Friday, August 29, 2014

Another ancient DNA surprise: history of the New World Arctic people

It has been widely noticed repeatedly that every ancient DNA research result has been a great surprise, starting from our 2008 paper or the first post on this blog back in 2007. The latest is a Science paper today The genetic prehistory of the New World Arctic. The surprises here are 1) again (and again and again.....again....) that there is no genetic continuity between local people living today and those locals in the past(>2000 years old); again and again ... replacement rather than regional continuity, following exactly the footsteps of the Out of Africa model superseding the Multiregional model. 2) no sex between people who lived side by side;"Elsewhere, as soon as people meet each other, they have sex," says Willerslev. "Even potentially different species like Neanderthals [and modern humans] had sex, so this finding is extremely surprising." (3) extreme low genetic diversity in mtDNA in ancient Paleo-Eskimos. "I can't remember any other group having such low diversity," says Willerslev.

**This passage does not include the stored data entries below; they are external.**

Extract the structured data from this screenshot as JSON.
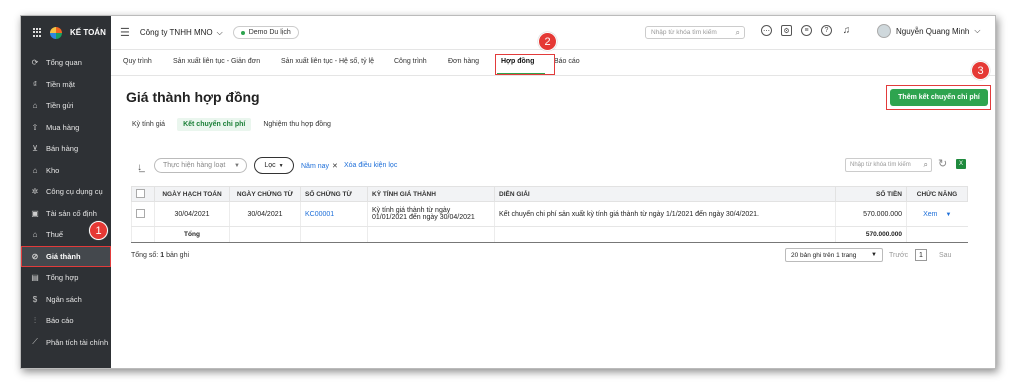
{
  "app": {
    "brand": "KẾ TOÁN"
  },
  "sidebar": {
    "items": [
      {
        "label": "Tổng quan",
        "icon": "⟳"
      },
      {
        "label": "Tiền mặt",
        "icon": "₫"
      },
      {
        "label": "Tiền gửi",
        "icon": "⌂"
      },
      {
        "label": "Mua hàng",
        "icon": "⇧"
      },
      {
        "label": "Bán hàng",
        "icon": "⊻"
      },
      {
        "label": "Kho",
        "icon": "⌂"
      },
      {
        "label": "Công cụ dụng cụ",
        "icon": "✲"
      },
      {
        "label": "Tài sản cố định",
        "icon": "▣"
      },
      {
        "label": "Thuế",
        "icon": "⌂"
      },
      {
        "label": "Giá thành",
        "icon": "⊘"
      },
      {
        "label": "Tổng hợp",
        "icon": "▤"
      },
      {
        "label": "Ngân sách",
        "icon": "$"
      },
      {
        "label": "Báo cáo",
        "icon": "⫶"
      },
      {
        "label": "Phân tích tài chính",
        "icon": "⟋"
      }
    ],
    "active_index": 9
  },
  "topbar": {
    "company": "Công ty TNHH MNO",
    "demo": "Demo Du lịch",
    "search_placeholder": "Nhập từ khóa tìm kiếm",
    "user_name": "Nguyễn Quang Minh"
  },
  "tabs": [
    "Quy trình",
    "Sản xuất liên tục - Giản đơn",
    "Sản xuất liên tục - Hệ số, tỷ lệ",
    "Công trình",
    "Đơn hàng",
    "Hợp đồng",
    "Báo cáo"
  ],
  "active_tab": "Hợp đồng",
  "page": {
    "title": "Giá thành hợp đồng",
    "add_button": "Thêm kết chuyển chi phí"
  },
  "subtabs": [
    "Kỳ tính giá",
    "Kết chuyển chi phí",
    "Nghiệm thu hợp đồng"
  ],
  "toolbar": {
    "bulk_action": "Thực hiện hàng loạt",
    "filter": "Lọc",
    "active_filter": "Năm nay",
    "clear_filter": "Xóa điều kiện lọc",
    "table_search_placeholder": "Nhập từ khóa tìm kiếm"
  },
  "table": {
    "columns": [
      "NGÀY HẠCH TOÁN",
      "NGÀY CHỨNG TỪ",
      "SỐ CHỨNG TỪ",
      "KỲ TÍNH GIÁ THÀNH",
      "DIỄN GIẢI",
      "SỐ TIỀN",
      "CHỨC NĂNG"
    ],
    "rows": [
      {
        "posting_date": "30/04/2021",
        "doc_date": "30/04/2021",
        "doc_no": "KC00001",
        "period_line1": "Kỳ tính giá thành từ ngày",
        "period_line2": "01/01/2021 đến ngày 30/04/2021",
        "description": "Kết chuyển chi phí sản xuất kỳ tính giá thành từ ngày 1/1/2021 đến ngày 30/4/2021.",
        "amount": "570.000.000",
        "action": "Xem"
      }
    ],
    "total_label": "Tổng",
    "total_amount": "570.000.000"
  },
  "footer": {
    "count_prefix": "Tổng số:",
    "count_value": "1",
    "count_suffix": "bản ghi",
    "page_size": "20 bản ghi trên 1 trang",
    "prev": "Trước",
    "page": "1",
    "next": "Sau"
  },
  "annotations": {
    "step1": "1",
    "step2": "2",
    "step3": "3"
  },
  "colors": {
    "accent": "#2ea44f",
    "sidebar": "#2e3135",
    "link": "#1e6fd9",
    "callout": "#e53935"
  }
}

For quote by Willerslev, see see this news piece.

Well, just like we said in our post on the 400K year old Heidelbergensis DNA, it would be a complete surprise if the field of ancient DNA as it is presently practiced could produce any sensible and non-surprising result consistent with common sense and fossil and cultural records. When you use noninformative DNAs to do your analytic work, what can you expect other than meaningless trash.

Of course we are working hard to reinterpret these newly published DNA sequences and we should soon publish our results (constantly delayed by newly released DNAs needing reinterpretations) that should be a very pleasant and intellectually satisfying surprise to all. For example, as our new analysis shows, the iceman Otzi was indeed most closely related to the local living Italians as common sense would expect, rather than to remote island people the Sardinians as is now mistakenly concluded by the literature.